Te bañarás bajo las cascadas de Litchfield, compartirás delicias caseras junto a manantiales claros y recorrerás senderos sombreados con un grupo pequeño guiado por un local que conoce todos los atajos y leyendas. Prepárate para buena comida, risas en la merienda y momentos de silencio donde la naturaleza habla por sí sola.
Hay un momento que no dejo de recordar — la luz del sol filtrándose entre los eucaliptos mientras nos metíamos en una de las piscinas de Litchfield, el agua fresca rozando mi piel y el aire impregnado del aroma terroso del eucalipto. Nuestro guía (creo que se llamaba Pete, o tal vez Paul — en todo caso, conocía cada canto de pájaro de memoria) nos repartió rebanadas de pan de banana recién hecho para la merienda de la mañana. Nunca había desayunado así: con los pies colgando en un manantial, vapor elevándose del agua y alguien riéndose de su intento fallido de acento australiano.

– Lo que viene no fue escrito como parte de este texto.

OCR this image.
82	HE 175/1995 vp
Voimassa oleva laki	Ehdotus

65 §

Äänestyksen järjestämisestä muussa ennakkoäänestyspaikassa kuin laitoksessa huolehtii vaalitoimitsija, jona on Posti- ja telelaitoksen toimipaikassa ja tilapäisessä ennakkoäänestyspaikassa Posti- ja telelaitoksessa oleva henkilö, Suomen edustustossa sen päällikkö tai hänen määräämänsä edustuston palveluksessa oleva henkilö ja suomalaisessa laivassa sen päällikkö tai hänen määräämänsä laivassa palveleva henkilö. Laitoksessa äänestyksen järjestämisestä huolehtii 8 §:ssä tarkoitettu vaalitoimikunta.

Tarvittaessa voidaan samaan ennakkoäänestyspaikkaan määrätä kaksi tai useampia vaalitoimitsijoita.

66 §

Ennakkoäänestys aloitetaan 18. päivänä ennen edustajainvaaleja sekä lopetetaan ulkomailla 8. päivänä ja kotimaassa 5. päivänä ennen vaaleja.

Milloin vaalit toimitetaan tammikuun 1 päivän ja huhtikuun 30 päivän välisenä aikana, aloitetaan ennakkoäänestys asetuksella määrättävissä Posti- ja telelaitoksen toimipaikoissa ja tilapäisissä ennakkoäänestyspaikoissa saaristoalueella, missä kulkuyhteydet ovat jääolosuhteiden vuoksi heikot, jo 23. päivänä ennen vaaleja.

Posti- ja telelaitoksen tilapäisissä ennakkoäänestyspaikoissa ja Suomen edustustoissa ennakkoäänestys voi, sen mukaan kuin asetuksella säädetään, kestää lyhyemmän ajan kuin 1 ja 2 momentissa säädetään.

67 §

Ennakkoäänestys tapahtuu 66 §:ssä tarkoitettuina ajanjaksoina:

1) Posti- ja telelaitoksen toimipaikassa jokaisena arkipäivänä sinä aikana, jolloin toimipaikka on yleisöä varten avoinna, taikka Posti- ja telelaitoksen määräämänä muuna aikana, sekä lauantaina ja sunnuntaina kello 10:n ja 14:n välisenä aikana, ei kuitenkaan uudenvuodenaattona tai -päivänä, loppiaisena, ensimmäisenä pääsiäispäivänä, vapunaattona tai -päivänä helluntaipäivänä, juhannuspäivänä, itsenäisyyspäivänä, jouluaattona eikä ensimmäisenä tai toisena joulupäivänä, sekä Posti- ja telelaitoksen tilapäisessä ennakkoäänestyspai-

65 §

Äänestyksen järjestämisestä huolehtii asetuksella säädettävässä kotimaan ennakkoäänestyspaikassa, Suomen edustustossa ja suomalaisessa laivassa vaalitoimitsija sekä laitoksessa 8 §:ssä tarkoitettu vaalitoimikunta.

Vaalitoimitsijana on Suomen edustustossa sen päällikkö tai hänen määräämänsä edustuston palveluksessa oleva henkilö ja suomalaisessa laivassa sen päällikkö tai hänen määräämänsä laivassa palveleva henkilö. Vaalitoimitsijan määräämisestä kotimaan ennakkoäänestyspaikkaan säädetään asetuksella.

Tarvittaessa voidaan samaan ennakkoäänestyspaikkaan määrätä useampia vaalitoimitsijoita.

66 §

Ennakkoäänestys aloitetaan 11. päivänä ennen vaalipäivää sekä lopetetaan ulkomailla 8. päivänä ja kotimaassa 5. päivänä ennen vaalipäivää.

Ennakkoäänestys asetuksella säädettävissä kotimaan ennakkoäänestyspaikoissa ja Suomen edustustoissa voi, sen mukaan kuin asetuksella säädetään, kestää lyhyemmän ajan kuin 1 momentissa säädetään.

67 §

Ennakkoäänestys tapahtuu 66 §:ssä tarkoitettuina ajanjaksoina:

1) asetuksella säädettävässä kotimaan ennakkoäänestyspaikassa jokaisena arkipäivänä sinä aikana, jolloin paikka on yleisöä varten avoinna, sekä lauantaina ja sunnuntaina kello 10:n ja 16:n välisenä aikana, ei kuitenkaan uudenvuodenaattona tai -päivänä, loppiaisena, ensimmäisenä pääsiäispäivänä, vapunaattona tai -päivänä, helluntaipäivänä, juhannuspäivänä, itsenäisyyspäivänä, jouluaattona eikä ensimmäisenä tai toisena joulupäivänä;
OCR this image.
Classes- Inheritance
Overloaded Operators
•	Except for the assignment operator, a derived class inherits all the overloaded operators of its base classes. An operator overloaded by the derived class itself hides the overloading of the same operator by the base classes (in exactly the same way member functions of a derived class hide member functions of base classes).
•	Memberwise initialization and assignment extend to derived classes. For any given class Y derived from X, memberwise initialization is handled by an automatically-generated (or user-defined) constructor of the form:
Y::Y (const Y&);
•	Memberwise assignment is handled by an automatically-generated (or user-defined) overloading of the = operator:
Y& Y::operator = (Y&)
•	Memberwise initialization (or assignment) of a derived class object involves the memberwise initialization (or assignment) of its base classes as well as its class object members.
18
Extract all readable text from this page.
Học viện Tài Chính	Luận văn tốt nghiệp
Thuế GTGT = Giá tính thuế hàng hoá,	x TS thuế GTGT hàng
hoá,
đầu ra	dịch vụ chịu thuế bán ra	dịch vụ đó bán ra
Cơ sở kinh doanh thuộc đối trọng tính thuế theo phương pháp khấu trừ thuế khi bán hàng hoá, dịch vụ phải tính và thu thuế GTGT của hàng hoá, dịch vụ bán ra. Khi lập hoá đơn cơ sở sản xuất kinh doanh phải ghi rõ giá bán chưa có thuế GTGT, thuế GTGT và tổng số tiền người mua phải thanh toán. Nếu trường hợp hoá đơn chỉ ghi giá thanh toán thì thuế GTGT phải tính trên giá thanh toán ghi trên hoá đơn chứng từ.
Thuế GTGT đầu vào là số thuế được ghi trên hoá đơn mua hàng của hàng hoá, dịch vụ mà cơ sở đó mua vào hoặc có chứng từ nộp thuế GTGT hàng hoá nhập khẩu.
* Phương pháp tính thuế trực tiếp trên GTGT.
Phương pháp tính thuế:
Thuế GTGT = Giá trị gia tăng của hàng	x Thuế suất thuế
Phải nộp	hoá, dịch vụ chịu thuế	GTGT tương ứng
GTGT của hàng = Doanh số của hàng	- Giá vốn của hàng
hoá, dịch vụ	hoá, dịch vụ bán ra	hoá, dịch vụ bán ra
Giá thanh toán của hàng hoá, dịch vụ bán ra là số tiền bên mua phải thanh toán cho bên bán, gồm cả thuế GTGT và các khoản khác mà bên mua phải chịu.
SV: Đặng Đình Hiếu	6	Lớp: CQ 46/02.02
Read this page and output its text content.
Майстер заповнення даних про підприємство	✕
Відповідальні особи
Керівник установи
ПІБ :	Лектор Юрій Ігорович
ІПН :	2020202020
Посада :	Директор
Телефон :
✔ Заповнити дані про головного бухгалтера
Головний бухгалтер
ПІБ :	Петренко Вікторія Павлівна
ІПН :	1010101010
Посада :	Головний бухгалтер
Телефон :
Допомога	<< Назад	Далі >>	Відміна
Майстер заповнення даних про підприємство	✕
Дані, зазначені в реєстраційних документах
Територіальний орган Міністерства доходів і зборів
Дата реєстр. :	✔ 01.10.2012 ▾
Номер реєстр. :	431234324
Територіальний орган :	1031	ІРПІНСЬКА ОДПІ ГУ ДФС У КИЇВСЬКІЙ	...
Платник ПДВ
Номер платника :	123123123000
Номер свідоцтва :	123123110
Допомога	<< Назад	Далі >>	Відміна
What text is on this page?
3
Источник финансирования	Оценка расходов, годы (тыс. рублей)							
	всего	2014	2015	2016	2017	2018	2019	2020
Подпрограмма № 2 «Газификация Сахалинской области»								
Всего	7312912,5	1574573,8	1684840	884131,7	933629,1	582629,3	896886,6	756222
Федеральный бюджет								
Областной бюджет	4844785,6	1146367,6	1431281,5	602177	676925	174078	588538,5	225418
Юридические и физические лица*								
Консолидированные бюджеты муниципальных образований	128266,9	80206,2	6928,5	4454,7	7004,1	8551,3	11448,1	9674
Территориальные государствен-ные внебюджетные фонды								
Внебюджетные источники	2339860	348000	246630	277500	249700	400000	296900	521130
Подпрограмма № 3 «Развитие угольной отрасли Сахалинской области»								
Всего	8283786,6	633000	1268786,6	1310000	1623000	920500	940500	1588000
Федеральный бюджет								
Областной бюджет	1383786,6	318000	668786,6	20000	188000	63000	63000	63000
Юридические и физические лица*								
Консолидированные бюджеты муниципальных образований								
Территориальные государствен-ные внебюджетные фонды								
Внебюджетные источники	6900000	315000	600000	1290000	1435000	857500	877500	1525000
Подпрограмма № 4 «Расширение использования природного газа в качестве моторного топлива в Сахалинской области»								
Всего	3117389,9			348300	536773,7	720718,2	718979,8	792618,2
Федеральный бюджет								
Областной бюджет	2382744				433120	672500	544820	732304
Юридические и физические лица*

Éramos apenas unas diez personas en el grupo, así que nadie se perdía entre la multitud. Pete (me quedo con Pete) ajustaba la ruta para evitar aglomeraciones — parecía saber justo cuándo llegaban los autobuses turísticos a cada lugar. En Florence Falls nos señaló unos pececitos que mordisquean los dedos si te quedas quieto mucho rato. Lo probé; más que cosquillas, fue divertido admitirlo en voz alta. Las caminatas entre cascadas no eran difíciles, pero sí lo suficiente para que el almuerzo se sintiera merecido: grandes ensaladas con pollo a la parrilla y opciones veganas para quienes las preferían. Todo sabía más fresco de lo esperado — ¿será que era casero?
Pero no se trataba solo de nadar o comer. Pete contaba historias sobre la tierra y los antiguos termiteros (que parecen extrañamente lápidas — no me lo esperaba). Nos enseñó a detectar wallabies escondidos en la sombra y explicó por qué algunos árboles se pelan toda la corteza de golpe. Hubo un tramo de silencio donde solo escuchamos pájaros, sin que nadie dijera palabra. Pensé en lo raro que es encontrar ese tipo de tranquilidad.
El regreso fue tranquilo — brazos quemados por el sol, migas en la camisa, todos un poco más callados pero sonriendo. Ahora, cuando escucho a los urracas en casa, una parte de mí vuelve a Litchfield y a ese primer chapuzón frío bajo la cascada.
Sí, el traslado desde el hotel está incluido en tu reserva.
El tour se realiza con grupos pequeños de 10 personas o menos.
Sí, tendrás ensaladas caseras frescas para el almuerzo y snacks como muffins o galletas por la mañana y tarde.
Hay opciones vegetarianas, veganas, sin gluten y sin lácteos si avisas con anticipación.
Se puede usar equipo de snorkel durante el tour.
Sí, todas las entradas al parque están cubiertas en el precio.
Se recomienda tener un nivel moderado de fitness; no es apto para personas con movilidad o equilibrio limitados.
La parada en Berry Springs es solo de mayo a septiembre; los demás lugares varían según la temporada.
Tu día incluye traslado ida y vuelta en vehículo con aire acondicionado, todas las entradas al parque pagadas, uso de equipo de snorkel si quieres, además de abundantes ensaladas caseras para el almuerzo y muffins o galletas para las meriendas—se pueden atender necesidades dietéticas como vegetarianas o sin gluten si las comunicas antes.